Em cima do animal, movimentando o corpo como quem é parte daquele que o segura, tal sagitário, abana e pende levemente para um lado e para o outro, como se cantasse o cante alentejano no meio daquele percurso. Era uma serra ingreme onde não muitos passavam muitas vezes naqueles dias. Mais tarde surgiria ali uma estrada e acabaria de vez com qualquer vestígio da passagem dele e de tantos outros. A estrada seria, como é hoje, de terra batida. Pó no verão e lama no inverno.

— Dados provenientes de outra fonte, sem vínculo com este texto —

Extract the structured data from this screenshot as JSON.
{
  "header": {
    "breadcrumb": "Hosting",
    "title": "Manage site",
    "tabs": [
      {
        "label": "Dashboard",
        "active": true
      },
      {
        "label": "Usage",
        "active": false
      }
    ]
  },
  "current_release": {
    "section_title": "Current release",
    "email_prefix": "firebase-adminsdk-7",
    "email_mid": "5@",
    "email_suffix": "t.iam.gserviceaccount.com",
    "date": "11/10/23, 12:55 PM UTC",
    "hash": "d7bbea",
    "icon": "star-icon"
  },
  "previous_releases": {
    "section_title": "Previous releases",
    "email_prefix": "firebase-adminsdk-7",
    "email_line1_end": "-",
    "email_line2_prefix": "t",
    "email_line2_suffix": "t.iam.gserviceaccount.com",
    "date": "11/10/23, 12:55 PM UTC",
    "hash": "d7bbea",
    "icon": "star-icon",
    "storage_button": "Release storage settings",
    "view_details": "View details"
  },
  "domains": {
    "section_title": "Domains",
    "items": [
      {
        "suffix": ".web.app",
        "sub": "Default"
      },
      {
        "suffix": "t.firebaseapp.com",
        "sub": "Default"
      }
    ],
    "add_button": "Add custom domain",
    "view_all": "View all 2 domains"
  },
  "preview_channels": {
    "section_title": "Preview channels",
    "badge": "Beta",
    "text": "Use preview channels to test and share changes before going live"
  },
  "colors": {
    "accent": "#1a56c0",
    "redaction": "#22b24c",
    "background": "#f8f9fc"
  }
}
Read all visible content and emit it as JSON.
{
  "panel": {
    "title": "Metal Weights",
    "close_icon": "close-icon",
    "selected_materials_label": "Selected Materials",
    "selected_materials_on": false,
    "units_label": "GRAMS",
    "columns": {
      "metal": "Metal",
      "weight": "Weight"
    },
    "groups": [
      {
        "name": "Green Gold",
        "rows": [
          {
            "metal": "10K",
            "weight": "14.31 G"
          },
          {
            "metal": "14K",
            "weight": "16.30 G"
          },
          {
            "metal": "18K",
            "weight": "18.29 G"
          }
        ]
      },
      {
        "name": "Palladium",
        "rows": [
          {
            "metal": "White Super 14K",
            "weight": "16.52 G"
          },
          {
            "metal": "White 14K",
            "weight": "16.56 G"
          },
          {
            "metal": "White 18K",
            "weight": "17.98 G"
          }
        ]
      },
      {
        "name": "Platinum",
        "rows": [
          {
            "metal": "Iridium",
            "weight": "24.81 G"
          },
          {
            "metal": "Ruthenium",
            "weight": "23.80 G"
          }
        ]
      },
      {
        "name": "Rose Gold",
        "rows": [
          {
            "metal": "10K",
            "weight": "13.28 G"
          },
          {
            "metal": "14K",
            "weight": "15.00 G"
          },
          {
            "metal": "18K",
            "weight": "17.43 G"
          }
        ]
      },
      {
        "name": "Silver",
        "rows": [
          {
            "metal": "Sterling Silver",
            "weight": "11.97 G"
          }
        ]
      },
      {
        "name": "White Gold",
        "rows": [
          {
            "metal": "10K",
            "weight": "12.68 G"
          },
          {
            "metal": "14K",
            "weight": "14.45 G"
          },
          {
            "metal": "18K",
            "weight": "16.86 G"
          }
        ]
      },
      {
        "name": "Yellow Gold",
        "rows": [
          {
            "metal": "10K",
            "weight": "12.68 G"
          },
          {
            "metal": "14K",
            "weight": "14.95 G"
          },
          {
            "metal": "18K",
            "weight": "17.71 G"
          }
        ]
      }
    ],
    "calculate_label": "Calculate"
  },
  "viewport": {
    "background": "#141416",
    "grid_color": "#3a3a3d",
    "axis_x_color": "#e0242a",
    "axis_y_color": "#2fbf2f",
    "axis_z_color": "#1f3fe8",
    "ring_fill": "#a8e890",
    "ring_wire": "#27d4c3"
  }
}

O homem, de face encardida do tempo, barba por fazer de alguns dias e covas no rosto, onde devia estar a carne que a alimentação fraca não enchia. Tinha fome. Comia um fruto para matar essa fome e o fruto não era, não tinha sido e só seria, anos mais tarde, visto por aquelas bandas. Era uma manga. Claro que nada tinha o nome a ver com as mangas das camisas que usamos. Era um fruto estranho e continuaria a ser. O homem não achava. Tinha chegado às suas mãos, vindo das mãos de alguém, que o teria trazido de longe. Não sabia. Sabia só que era doce e alaranjado por dentro e isso servia-lhe. Acabou de comer tal fruto ali perto do sítio onde o pisco estava, agora, anos depois, e atirou-o para longe. Caiu num lugar abrigado, que apanhava sol e nascera ali a mangueira que daria os frutos, anos depois.

As coisas que são passageiras tornam-se, por vezes, sementes que se transformam em permanentes, pelo menos enquanto duram. E essas, hão de dar frutos, como deu a mangueira onde, naquele dia, se abrigava o pisco de peito alaranjado. Agora sabemos já que não lhe vinha da laranja mas sim da manga. O homem passou, não voltaria ali a passar. Deixou a sua semente.

O pisco, a ele voltamos, ali se abrigava com segundas intenções. Todos os dias, em tempo de fruta ali se abrigava e dormia e sonhava, pensando não no doce do fruto mas na doce menina Aurora que ali vinha colher as mangas, o fruto estranho, ali nascido sem ninguém saber como. Aurora morava perto e a sua família era dona do terreno onde tal fruto estranho nascera. O pisco apaixonara-se por ela, pelos seus olhos cor de semente que o olhavam a sorrir e não o ameaçavam como todos os outros olhares. Aurora era a mais doce fruta no chilrear do pisco e, só por isso, passava ali os dias. Só por isso se forçava a abrigar debaixo das folhas, sem olhar para as árvores comuns. Naqueles dias em que a fruta não desaparecia da árvore, Aurora viria ao raiar do dia e os seus olhinhos pequeninos a poderiam ver. As mangas adoçavam o bico e davam cor ao peito. A árvore sentia-se única e deslumbrante, fora tão forte que resistira e prosperara num ambiente que não era o seu. Tudo graças ao homem sem nome que passar e deixara o caroço que dera a semente. Teria o homem amado tanto como o pisco amava Aurora. Talvez sim, talvez não. Nunca o saberemos. Aquilo que ficou foi a sua passagem que se tornou permanente.